Cholesterol: the “Good”, the “Bad” and the Misunderstood

In the last post, “Cholesterol: Building a Foundation for Understanding“, we introduced the concept of the lipid panel and what it consists of: Total Cholesterol, Triglycerides, HDL, LDL and the Cholesterol/HDL ratio. So in this post we are going to combat the hot topic of our “good” and “bad” cholesterol, discussing what they are and what it is that they do.

First off, LDL and HDL, our supposed “bad” and “good” cholesterol, are actually not cholesterol at all. They are protein molecules that transport cholesterol throughout the body. The LDL takes cholesterol from the liver, transports it throughout the body and distributes where needed. The HDL is the molecule that takes excess cholesterol dropped throughout circulation back to the liver. So without LDLs, we wouldn’t be able to transport cholesterol throughout the body to where it is needed.

To murky the waters even more- HDL and LDL are not as simple as they seem. They are not simply “bad” and “good”. They are both broken down into two different categories: LDL-A, LDL-B, HDL-A and HDL-B. The “A” forms are large buoyant molecules that float along through the blood stream like a cloud, and are about as harmless as one. The “B” forms, however, are small, dense little bb pellet type molecules. These ones definitely can be harmful. Again, this is found in both the LDLs AND the HDLs. So neither one is “good” or “bad”, they both have good and bad components.

Now, what makes the small, dense particles bad? The are small enough that they can sneak behind the inner lining of our arteries if there is even the slightest injury there.
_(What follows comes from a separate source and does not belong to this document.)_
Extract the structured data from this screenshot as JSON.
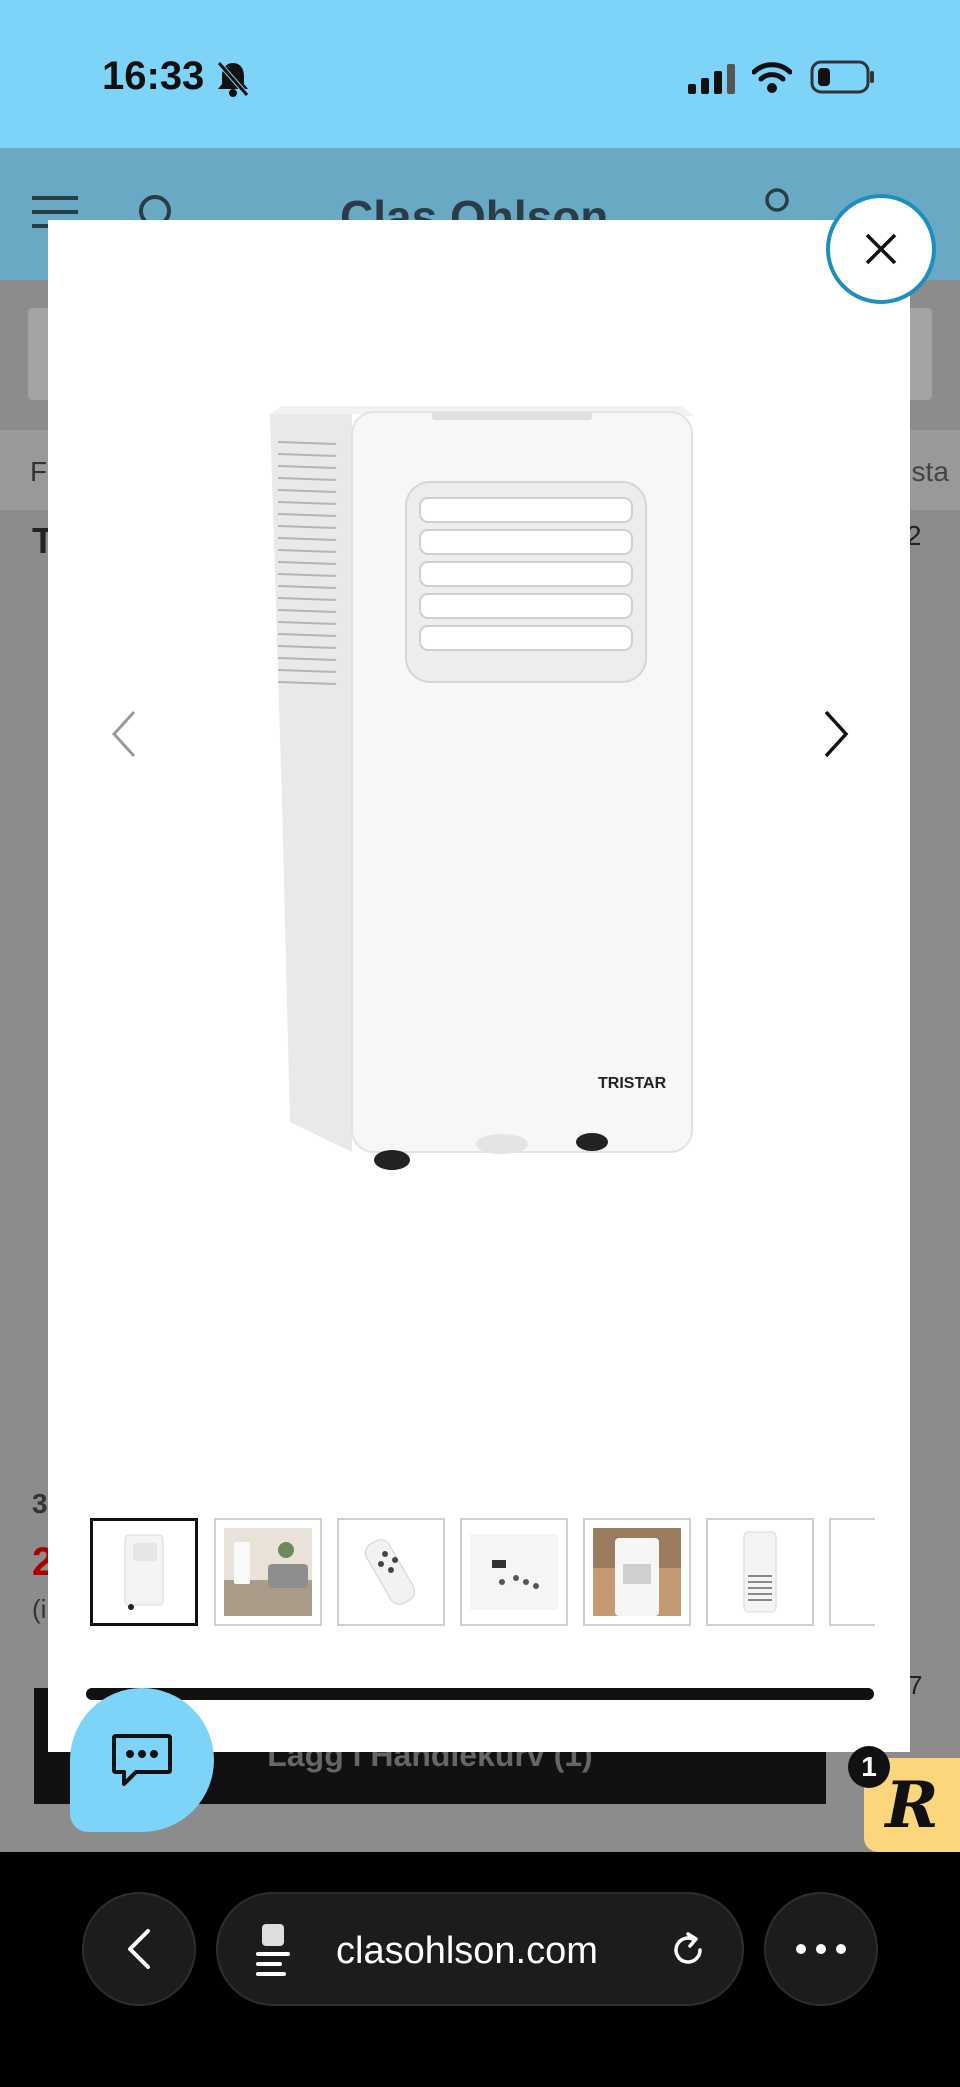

This is especially problematic because the immune system targets this area as an issue, puts it under quarantine, and begins piling immune fighters along the lining, fighting any bacteria or fat that is accumulated there. All of this commotion in the area narrows the passage way of blood, therefore increasing the blood pressure.

Additionally, it is these small particles that are more likely to be “oxidized”. Oxidation may be a foreign concept to many, so let’s compare it to something we are all familiar with. Think of what happens to an apple that you just slice open. It is nice and white, right? However, as it sits out in open air, it begins to brown – this is called oxidation. Oxygen, the amazing substance that allows us to breathe, is also toxic. That is why it is so vital that we take in “anti-oxidants”.

Good Cholesterol and Bad Cholesterol
By BruceBlaus (Own work) [GFDL (http://www.gnu.org/copyleft/fdl.html) or CC BY 3.0 (http://creativecommons.org/licenses/by/3.0)], via Wikimedia Commons

So when these small particles become oxidized, they become super sharp and begin to start damaging the inner lining of the blood vessel, further increasing the problem that we just talked about. As the oxidized LDLs get stuck in the inner lining they begin to drop all of their cholesterol. This cholesterol is then eaten up by the immune fighters that are on the scene. However, as these immune fighters continue to be present at the scene and clean up all of the excess debris of fat and toxins, they begin to meet their max capacity. Once these immune fighters get full of this fat, they die and remain along the lining of the artery. Once enough of these dead, fat filled cells collect in the inner lining, they will start to be visible by the naked eye. If you wanna make another connection… Guess what color they are? Yellow – these are the yellow streaks that are notoriously present in atherosclerosis.

 

Defining cholesterol as: “good” or “bad” is not as easy as it would seem. The body is a very complex organism with every structure having a specific design and purpose. Therefore, it is important to understand the underlying function of each structure in the body, to recognize when there is dysfunction.